Float solutions and corresponding fractional parts of cycle slips based on the F-B method

To verify the performance of the F-B method in terms of positioning, Table 5 lists the success rates of ambiguity resolution of three different strategies of dataset No. 3 under different ratio values. Specifically, they are the TurboEdit method, the GB method alone, and the F-B method, respectively. Here the TurboEdit method is the FB and FF methods, of which the thresholds are the same as in Sect. 4.1. The mean success rate of the TurboEdit method is only approximately 20.5%, whereas one of the GB method alone can reach approximately 56.0%. It can be found that the method based on the GF model is worse than the one based on the GB model. Moreover, after combining the GF and GB models (i.e., the F-B method), the success rates of ambiguity resolution are improved to a great extent, where the mean value is as high as 74.3%. It proves the effectiveness and superiority of the proposed F-B method again.

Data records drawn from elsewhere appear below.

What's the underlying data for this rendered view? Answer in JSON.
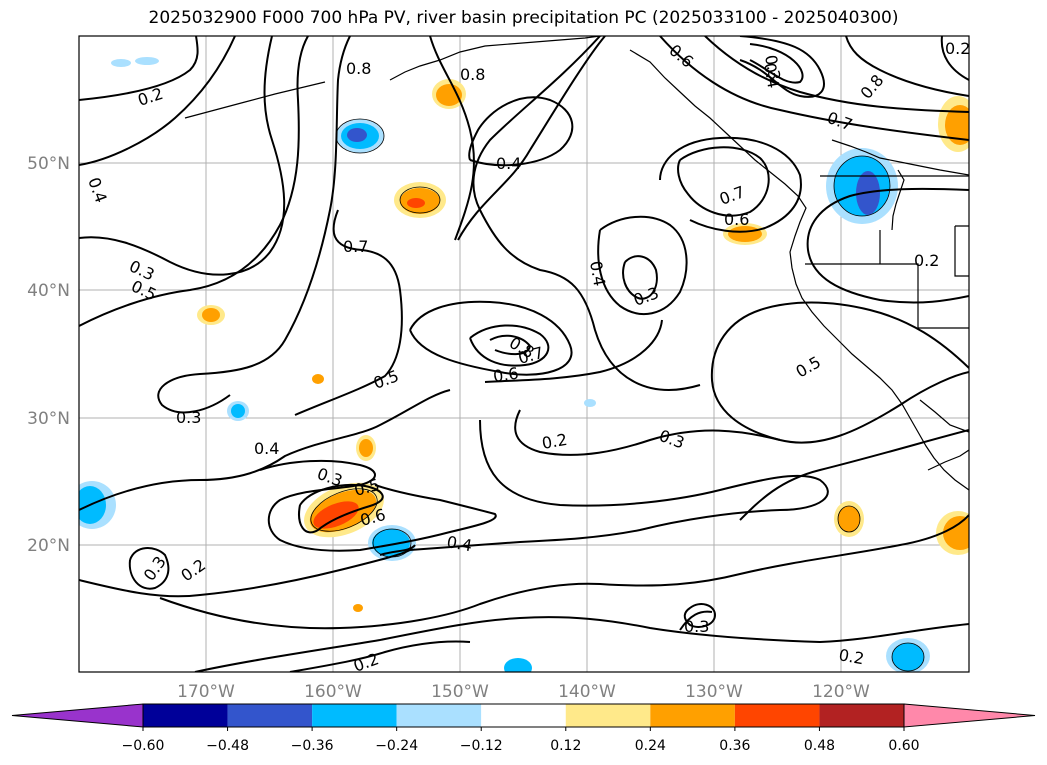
{
  "title": "2025032900 F000 700 hPa PV, river basin precipitation PC (2025033100 - 2025040300)",
  "axes": {
    "lon_ticks": [
      "170°W",
      "160°W",
      "150°W",
      "140°W",
      "130°W",
      "120°W"
    ],
    "lat_ticks": [
      "50°N",
      "40°N",
      "30°N",
      "20°N"
    ]
  },
  "contour_labels": [
    "0.8",
    "0.8",
    "0.6",
    "0.3",
    "0.4",
    "0.2",
    "0.2",
    "0.4",
    "0.8",
    "0.7",
    "0.7",
    "0.6",
    "0.2",
    "0.4",
    "0.3",
    "0.5",
    "0.7",
    "0.4",
    "0.3",
    "0.8",
    "0.7",
    "0.6",
    "0.5",
    "0.5",
    "0.3",
    "0.2",
    "0.3",
    "0.4",
    "0.3",
    "0.5",
    "0.6",
    "0.4",
    "0.3",
    "0.2",
    "0.3",
    "0.2",
    "0.2"
  ],
  "colorbar": {
    "labels": [
      "−0.60",
      "−0.48",
      "−0.36",
      "−0.24",
      "−0.12",
      "0.12",
      "0.24",
      "0.36",
      "0.48",
      "0.60"
    ],
    "colors": [
      "#9933cc",
      "#000099",
      "#3355cc",
      "#00bbff",
      "#aae0ff",
      "#ffffff",
      "#ffe98a",
      "#ffa000",
      "#ff4500",
      "#b22222",
      "#ff88aa"
    ]
  }
}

Table 5 Success rates of ambiguity resolution of three different strategies of dataset No. 3 under different ratio values (unit: %)

5 Conclusion

In this paper, the principles, methods, and applications of cycle slip detection and repair under complex observation conditions are thoroughly studied for the first time. Three basic models for dealing with the geometric term, three basic models for dealing with the ionospheric delay, and three basic aided approaches are all analyzed in depth. Based on this, one unified cycle slip detection and repair method is proposed. Almost all existing or potential new methods can be deduced according to the unified method. Focusing on three typical complex conditions, i.e., challenging environment, single-frequency low-cost receiver, and real-time kinematic situation, three specific cycle slip processing schemes are also proposed.

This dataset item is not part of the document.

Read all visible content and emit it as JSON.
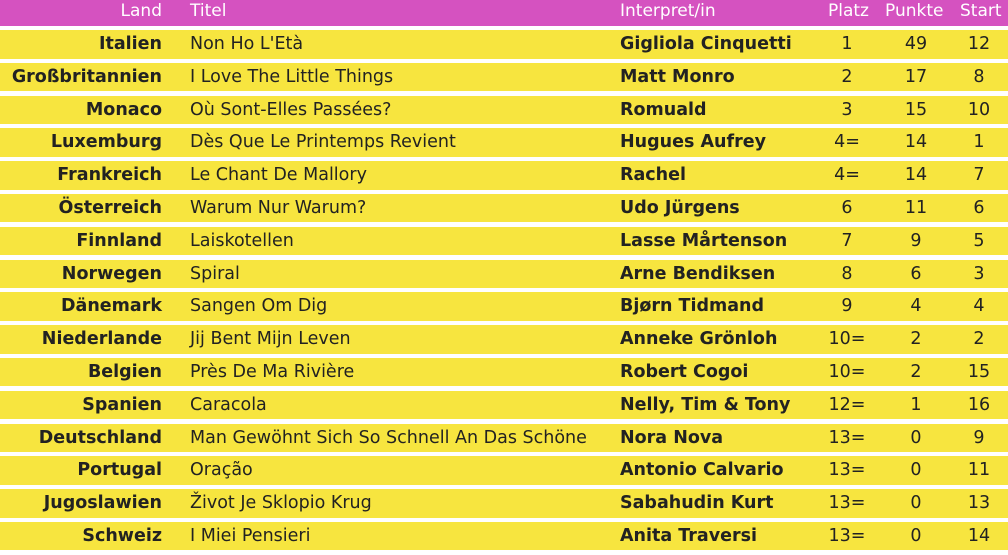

The results show that the idea of the unified method is feasible, and these three practical methods are more effective than the traditional methods. Specifically, in the harsh environment, the S-X method can detect and repair the cycle slips all the time, whereas the TurboEdit method cannot. In RTK and static PPP, one can obtain centimeter-level and millimeter-level positioning accuracy respectively, only after using the S-X method. In the single-frequency low-cost receiver, at least a 42.7% success rate of ambiguity resolution can be improved after using the OC-B method. Also, it can be increased by approximately 3.8 m and 2.3 m in terms of STD and bias, respectively. In the real-time kinematic situation, the positioning performance is also improved after using the F-B method, where the success rate of ambiguity resolution is improved by approximately 36.0% on average.

It is worth noting that although the three new specific methods are relatively effective and practicable, different specific methods can also be proposed based on the unified method under the above three typical complex observation conditions. According to the real observation conditions and application modes, the users do not need to restrict themselves to existing methods. Besides, the proposed unified method can be used in multi-frequency and multi-constellation situation. Only when the actual situation is fully considered, can one find an optimal approach based on the unified method.